Hydnellum multiceps

Scientific classification
- Domain: Eukaryota
- Kingdom: Fungi
- Division: Basidiomycota
- Class: Agaricomycetes
- Order: Thelephorales
- Family: Bankeraceae
- Genus: Hydnellum
- Species: H. multiceps
- Binomial name: Hydnellum multiceps K.A.Harrison (1961)

= Hydnellum multiceps =

- Genus: Hydnellum
- Species: multiceps
- Authority: K.A.Harrison (1961)

Species of fungus

Hydnellum multiceps is a rare species of tooth fungus in the family Bankeraceae.
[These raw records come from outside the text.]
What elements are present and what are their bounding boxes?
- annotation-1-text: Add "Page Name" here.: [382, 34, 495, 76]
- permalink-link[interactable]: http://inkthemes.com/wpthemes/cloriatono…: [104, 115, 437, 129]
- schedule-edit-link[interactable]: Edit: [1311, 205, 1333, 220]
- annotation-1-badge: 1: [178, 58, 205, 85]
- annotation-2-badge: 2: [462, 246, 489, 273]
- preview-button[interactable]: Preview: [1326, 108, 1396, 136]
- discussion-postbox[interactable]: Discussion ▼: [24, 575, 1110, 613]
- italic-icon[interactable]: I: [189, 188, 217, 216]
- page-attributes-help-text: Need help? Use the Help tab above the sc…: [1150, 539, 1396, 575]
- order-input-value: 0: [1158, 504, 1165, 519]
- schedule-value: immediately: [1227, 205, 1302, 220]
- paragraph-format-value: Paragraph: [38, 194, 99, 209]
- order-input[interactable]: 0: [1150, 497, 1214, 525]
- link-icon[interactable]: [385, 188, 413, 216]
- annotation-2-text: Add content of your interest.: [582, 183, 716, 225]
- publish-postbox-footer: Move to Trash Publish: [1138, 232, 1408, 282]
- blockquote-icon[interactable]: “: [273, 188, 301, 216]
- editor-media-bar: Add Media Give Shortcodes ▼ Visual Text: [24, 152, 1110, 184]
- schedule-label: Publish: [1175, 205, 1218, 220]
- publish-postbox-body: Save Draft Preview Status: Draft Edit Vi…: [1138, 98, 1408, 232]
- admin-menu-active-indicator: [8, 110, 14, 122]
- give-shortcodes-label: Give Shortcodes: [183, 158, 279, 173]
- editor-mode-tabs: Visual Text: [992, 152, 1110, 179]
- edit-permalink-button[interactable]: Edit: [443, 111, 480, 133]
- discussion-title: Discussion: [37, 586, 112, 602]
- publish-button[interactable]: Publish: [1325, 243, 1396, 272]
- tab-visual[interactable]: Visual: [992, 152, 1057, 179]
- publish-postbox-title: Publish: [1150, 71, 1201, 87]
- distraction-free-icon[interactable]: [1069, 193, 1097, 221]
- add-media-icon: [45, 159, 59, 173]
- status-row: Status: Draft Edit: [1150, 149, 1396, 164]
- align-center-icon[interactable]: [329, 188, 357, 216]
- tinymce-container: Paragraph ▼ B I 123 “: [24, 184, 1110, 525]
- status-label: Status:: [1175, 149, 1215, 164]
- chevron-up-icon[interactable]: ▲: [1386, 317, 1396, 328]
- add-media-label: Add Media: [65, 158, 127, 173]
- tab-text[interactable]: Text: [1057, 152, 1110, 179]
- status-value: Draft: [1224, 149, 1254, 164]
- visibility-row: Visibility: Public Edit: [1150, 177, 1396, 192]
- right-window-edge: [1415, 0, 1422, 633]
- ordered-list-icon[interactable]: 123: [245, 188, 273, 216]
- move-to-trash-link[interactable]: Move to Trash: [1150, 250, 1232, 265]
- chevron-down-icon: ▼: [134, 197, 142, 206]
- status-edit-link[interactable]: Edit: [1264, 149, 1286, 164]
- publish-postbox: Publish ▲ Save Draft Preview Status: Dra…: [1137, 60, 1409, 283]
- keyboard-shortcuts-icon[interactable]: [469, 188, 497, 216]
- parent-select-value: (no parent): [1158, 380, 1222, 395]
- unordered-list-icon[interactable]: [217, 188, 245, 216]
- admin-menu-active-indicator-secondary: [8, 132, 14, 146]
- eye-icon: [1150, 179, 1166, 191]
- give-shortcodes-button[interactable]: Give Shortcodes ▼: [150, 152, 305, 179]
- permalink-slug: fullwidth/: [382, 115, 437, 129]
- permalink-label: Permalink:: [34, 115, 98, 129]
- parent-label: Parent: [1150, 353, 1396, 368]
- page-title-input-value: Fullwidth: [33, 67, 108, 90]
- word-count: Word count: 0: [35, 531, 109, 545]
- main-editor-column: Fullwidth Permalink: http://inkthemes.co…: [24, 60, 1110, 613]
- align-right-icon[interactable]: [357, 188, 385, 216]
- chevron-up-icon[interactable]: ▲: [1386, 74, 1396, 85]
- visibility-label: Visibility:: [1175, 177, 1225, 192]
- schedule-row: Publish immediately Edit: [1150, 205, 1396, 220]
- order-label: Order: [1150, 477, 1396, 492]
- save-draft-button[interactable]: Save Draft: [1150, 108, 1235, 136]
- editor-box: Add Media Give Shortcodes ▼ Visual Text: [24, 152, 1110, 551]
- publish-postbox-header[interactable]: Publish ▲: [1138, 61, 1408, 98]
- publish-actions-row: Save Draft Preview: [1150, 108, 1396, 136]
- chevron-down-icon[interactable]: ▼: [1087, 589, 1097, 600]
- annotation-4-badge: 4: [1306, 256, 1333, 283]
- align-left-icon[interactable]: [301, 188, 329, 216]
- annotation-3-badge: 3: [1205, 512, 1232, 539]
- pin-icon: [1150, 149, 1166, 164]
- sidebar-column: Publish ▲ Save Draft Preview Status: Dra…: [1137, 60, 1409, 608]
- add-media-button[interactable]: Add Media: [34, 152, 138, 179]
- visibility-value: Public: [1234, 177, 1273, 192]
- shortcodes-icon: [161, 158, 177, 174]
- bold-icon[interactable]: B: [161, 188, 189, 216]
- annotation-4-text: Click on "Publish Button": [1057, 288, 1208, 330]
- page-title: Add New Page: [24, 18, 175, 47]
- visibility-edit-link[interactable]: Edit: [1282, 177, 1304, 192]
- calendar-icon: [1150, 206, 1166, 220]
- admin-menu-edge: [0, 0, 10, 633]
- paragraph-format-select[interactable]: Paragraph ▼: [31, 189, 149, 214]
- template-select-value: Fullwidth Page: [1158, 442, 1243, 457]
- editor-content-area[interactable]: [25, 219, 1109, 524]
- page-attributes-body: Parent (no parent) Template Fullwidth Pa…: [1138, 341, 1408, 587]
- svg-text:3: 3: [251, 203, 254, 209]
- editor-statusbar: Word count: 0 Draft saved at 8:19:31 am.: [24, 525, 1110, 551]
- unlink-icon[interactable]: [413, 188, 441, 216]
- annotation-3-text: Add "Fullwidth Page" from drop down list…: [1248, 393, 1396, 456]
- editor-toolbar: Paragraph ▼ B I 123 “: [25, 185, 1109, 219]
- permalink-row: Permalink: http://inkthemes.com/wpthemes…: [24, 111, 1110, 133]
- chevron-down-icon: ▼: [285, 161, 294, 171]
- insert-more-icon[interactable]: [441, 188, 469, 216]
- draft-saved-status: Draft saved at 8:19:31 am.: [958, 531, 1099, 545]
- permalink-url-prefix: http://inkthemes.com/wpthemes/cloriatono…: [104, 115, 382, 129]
Found in Nova Scotia, Canada, it was described as new to science in 1961 by mycologist Kenneth A. Harrison. The fungus has fruitbodies of overlapping and fused caps. Single caps measure 3–5 cm in diameter, while fused masses can be up to 30 cm in diameter and 8 cm tall. The upper cap surface is initially pale brown but darken in maturity. The greyish-brown to dark brown spines on the cap underside measure 2–5 mm long. The fungus has been recorded growing as a partial fairy ring measuring about 20 ft in diameter, in spruce woods in Glenmont, Nova Scotia; it has also been recorded from Cape Breton Island. The spores are roughly spherical with sharp processes, and dimensions of 3–4.5 by 3–4 μm.